WebAssembly / binaryen

Optimizer and compiler/toolchain library for WebAssembly
Apache License 2.0
7.5k stars 742 forks source link

Speed up LocalGraph #1338

Open kripken opened 6 years ago

kripken commented 6 years ago

src/ir/local-graph.h is fairly slow, and we should make it faster. If it were fast enough, we could enable precompute-propagate and merge-locals in more optimization levels, which would improve code output quality.

What LocalGraph does is scan a function and produce a mapping of the sets affecting each get. That is, for each get, the sets that reach that get, that their assigned value may be read there.

This is similar to SSA computation in a way, but simpler (no need to create phis), and there are fairly fast SSA computations on structured control flow like ours, so it seems like this could be fairly fast. Right now the implementation naively carries around big data structures needlessly.

kripken commented 6 years ago

One case we should test on is binaryen3.test_sqlite in emscripten: the merge-locals pass is extremely slow there (dozens of seconds).

kripken commented 6 years ago

I experimented with using a flow analysis, similar to coalesce-locals, in https://github.com/WebAssembly/binaryen/commits/fast-local-graph (see last 3 commits there) but it makes it slower :-o

The issue there is probably that we move around maps of index => set of relevant gets. A small_set class could help a lot there, perhaps.

froydnj commented 6 years ago

On my local Linux machine, python tests/runner.py binaryen3.test_sqlite takes about 25-30s, depending, before erroring out with:

test_sqlite (test_core.binaryen3) ... (checking sanity from test runner)
INFO:root:(Emscripten: Running sanity checks)
<skipping: No JS engine present to run this test with. Check /home/froydnj/.emscripten and the paths therein.>  ok

----------------------------------------------------------------------
Ran 1 test in 25.794s

OK

which I think means that it ran all the optimizations appropriate to this bug.

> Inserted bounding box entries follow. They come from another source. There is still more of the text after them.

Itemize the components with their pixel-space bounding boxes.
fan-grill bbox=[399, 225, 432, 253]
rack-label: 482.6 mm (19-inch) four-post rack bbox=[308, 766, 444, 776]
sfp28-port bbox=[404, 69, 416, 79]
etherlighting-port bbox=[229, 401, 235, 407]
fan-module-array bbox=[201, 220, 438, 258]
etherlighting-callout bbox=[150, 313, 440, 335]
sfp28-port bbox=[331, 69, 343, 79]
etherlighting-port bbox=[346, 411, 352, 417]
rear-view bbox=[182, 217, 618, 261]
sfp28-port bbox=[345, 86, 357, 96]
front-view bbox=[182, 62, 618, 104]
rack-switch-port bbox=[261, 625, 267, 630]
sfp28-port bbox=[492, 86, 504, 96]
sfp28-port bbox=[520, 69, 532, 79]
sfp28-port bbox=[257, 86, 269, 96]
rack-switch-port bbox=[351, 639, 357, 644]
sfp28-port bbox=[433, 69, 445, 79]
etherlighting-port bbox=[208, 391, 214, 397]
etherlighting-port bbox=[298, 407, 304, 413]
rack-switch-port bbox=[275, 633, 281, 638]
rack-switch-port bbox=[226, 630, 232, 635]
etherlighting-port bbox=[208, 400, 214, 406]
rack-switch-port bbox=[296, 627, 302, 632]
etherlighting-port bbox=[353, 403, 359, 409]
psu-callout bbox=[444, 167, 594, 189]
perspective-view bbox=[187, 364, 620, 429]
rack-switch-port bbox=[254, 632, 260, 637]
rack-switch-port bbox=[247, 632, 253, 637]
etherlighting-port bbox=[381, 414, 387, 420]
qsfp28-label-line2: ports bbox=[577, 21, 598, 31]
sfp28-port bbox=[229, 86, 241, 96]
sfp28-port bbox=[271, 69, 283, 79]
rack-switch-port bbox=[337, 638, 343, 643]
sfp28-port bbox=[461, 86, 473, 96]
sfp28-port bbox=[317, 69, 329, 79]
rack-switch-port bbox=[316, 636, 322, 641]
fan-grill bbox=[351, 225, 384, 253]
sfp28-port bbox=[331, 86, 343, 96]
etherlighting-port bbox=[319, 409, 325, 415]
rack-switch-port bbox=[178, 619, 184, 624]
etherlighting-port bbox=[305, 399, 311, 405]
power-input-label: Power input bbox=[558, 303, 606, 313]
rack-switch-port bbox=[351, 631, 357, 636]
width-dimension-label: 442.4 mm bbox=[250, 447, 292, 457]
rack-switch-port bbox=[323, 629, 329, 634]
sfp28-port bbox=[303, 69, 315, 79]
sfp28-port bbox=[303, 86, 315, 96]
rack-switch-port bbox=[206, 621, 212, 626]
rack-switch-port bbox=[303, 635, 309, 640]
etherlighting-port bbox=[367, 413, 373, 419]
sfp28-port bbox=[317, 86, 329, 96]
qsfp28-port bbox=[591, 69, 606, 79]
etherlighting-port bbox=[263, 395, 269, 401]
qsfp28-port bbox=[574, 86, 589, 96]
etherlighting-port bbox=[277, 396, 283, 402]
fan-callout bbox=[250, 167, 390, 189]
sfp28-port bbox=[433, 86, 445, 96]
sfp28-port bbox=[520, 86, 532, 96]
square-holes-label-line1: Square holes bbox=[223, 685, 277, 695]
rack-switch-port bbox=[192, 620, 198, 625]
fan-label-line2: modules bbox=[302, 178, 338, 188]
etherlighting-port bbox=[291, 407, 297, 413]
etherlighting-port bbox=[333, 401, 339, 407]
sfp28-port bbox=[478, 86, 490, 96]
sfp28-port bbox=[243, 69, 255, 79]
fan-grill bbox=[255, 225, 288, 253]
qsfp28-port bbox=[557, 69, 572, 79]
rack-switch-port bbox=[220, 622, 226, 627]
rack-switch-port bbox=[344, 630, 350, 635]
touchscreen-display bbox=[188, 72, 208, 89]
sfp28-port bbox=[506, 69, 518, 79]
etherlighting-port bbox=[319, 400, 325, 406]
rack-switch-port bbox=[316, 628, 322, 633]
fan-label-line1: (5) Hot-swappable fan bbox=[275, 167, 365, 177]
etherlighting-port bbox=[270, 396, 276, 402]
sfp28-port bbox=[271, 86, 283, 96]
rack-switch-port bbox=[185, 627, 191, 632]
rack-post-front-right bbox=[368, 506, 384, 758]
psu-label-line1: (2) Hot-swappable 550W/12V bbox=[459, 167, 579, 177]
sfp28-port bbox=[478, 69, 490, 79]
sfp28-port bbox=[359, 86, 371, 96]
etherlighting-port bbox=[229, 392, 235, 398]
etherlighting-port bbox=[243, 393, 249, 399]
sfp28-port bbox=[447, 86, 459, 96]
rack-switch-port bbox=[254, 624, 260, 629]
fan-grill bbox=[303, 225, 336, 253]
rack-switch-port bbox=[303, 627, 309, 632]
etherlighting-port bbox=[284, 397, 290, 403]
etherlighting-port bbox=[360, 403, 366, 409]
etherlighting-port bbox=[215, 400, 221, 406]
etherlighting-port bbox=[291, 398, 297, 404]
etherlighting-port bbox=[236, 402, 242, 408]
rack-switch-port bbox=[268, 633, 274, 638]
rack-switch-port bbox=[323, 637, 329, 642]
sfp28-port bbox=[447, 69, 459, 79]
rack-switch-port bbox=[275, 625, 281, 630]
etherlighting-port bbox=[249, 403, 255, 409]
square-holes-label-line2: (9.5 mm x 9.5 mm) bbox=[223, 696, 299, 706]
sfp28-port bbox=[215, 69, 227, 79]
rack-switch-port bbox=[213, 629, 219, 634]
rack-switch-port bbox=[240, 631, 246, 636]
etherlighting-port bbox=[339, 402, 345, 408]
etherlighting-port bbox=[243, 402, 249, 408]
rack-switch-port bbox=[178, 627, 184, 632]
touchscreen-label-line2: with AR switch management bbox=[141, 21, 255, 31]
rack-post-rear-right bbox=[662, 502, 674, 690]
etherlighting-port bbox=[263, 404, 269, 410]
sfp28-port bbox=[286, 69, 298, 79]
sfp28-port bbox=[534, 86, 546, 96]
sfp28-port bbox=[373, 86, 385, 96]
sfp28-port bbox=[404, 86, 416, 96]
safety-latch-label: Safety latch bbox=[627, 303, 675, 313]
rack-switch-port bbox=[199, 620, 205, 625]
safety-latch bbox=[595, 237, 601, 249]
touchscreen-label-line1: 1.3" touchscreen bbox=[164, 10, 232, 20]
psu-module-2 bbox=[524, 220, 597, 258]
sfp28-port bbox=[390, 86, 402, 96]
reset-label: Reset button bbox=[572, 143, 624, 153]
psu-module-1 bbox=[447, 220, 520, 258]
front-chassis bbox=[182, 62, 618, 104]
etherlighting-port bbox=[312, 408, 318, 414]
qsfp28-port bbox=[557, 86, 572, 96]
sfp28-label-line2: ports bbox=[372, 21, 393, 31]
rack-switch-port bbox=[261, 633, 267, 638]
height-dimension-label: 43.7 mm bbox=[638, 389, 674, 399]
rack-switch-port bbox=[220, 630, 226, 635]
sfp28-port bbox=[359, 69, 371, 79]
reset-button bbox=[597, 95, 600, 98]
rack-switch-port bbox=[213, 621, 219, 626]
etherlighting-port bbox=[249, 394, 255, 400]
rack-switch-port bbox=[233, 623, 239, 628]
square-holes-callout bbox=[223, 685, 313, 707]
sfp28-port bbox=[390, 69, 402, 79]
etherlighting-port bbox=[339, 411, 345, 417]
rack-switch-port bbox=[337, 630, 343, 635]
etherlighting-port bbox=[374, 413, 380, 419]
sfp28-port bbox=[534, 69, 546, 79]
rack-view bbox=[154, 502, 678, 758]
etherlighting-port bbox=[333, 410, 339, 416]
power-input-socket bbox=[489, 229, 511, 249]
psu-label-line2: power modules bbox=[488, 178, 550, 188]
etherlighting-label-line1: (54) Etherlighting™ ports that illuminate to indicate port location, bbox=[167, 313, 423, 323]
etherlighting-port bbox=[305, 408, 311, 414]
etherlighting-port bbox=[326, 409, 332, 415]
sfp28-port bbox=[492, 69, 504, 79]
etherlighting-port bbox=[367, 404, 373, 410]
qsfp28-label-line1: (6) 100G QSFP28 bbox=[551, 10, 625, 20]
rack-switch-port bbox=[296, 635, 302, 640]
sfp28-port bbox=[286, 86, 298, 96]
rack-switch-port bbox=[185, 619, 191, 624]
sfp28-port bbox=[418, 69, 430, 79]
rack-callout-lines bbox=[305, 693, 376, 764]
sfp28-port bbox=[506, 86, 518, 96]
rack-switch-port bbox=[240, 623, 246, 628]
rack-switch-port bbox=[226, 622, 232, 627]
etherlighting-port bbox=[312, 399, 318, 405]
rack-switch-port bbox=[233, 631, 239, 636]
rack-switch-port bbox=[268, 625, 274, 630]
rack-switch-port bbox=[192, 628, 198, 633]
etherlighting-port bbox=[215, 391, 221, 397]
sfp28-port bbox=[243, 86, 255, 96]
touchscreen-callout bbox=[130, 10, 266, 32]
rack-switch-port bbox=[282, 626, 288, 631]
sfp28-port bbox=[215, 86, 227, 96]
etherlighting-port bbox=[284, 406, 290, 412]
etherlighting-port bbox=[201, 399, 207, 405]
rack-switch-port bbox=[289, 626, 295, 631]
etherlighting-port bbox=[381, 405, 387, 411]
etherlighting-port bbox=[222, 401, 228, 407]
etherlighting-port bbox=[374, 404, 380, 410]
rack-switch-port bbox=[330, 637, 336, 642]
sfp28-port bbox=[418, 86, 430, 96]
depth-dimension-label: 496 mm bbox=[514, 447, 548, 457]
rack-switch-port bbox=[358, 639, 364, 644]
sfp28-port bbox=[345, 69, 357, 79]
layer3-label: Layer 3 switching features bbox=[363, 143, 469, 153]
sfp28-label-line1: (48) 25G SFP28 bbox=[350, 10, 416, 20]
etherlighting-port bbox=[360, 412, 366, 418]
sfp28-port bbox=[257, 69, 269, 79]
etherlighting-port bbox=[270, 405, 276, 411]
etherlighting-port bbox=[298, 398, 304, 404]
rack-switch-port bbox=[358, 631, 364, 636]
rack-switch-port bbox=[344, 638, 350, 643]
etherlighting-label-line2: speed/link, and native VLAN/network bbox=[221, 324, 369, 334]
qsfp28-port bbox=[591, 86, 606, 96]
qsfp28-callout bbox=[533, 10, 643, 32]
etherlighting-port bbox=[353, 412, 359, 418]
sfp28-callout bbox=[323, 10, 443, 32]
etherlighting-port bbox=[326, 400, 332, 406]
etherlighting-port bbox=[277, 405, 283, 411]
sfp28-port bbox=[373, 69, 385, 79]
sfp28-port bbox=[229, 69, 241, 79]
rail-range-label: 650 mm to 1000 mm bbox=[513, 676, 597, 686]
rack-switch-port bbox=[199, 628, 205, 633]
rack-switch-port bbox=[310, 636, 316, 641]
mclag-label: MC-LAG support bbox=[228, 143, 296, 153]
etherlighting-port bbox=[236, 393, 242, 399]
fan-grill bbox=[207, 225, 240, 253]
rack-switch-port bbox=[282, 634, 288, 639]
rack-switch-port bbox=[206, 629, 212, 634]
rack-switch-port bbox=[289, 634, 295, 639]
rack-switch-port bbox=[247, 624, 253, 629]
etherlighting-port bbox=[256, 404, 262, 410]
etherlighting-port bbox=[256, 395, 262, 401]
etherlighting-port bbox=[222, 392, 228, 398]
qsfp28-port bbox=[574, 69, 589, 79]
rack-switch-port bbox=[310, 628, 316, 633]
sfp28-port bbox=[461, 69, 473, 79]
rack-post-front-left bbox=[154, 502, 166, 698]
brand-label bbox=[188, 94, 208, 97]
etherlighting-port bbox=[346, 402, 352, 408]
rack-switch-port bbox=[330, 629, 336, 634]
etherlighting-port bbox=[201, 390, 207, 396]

Inspecting the process tree with tracetree says that about half of that time goes to running opt and about half that time to asm2wasm. I assume the asm2wasm part is the part we're concerned about here.

Looking at a perf profile is frustrating, as I don't think the bits in the SDK are compiled with appropriate options to enable cheap backtraces. A flat profile for the above command says ~20% of the time is doing malloc/free. LocalGraph::visitGetLocal and SimplifyLocals::visitPost show up taking ~3% of the time each--and that's over the entire run, so roughly 6% each during asm2wasm (!).

Doing a callgraph profile says that we're spending a lot of time manipulating std::_Rb_tree<SetLocal*, SetLocal*, ...> instances; I think these correspond to manipulating LocalGraph::getSetses, LocalGraph::mappingStack, or LocalGraph::breakMappings. The breakMappings.erase() call in LocalGraph::visitBlock is responsible for a lot of free traffic, for instance.

So a smaller representation for LocalGraph::Sets would be a good starting point.

froydnj commented 6 years ago

Doing a EM_SAVE_DIR=1 run unfortunately doesn't seem to save the .asm.js files (?); at least, my /tmp/emscripten_temp is full of tmp${garbage}.jsfunc_0.js.jo.js.jo.js.jso.js files, and nothing looking like an .asm.js file, so it's a bit hard to run the asm2wasm command on its own...

kripken commented 6 years ago

No JS engine present to run this test with.

Hmm, looks like node and sm bugs limit what vms we run the test on. And testing, it seems like those issues are still active today, so we should leave them...

For your local testing, if you have spidermonkey installed locally, you can add it to ~/.emscripten which will run the code in at least the optimized modes of that test (some other tests benefit from it too).

which I think means that it ran all the optimizations appropriate to this bug.

You can verify with EMCC_DEBUG=1 in the env. That will log times for each step, and you should see an asm2wasm step which has the binaryen optimizations. It will also save a .temp.asm.js file - sorry for the confusion about what saves what, perhaps that's somewhat we could improve. (Overall, EM_SAVE_DIR=1 should keep the temp dir alive, but EMCC_DEBUG=1 tells it to emit all temp files.)

Inspecting the process tree with tracetree says that about half of that time goes to running opt and about half that time to asm2wasm.

That's without #1382, I assume? It should improve things substantially at least on sqlite.

So a smaller representation for LocalGraph::Sets would be a good starting point.

Very interesting analysis, thanks. I think most of it remains valid after #1382 since that core data structure is the same. It may make sense to use an unordered set or a sorted vector or something else, but those also have downsides. Probably we should remeasure after that PR lands.

kripken commented 6 years ago

Oh, and thanks for mentioning tracetree! First I heard of it, looks very useful.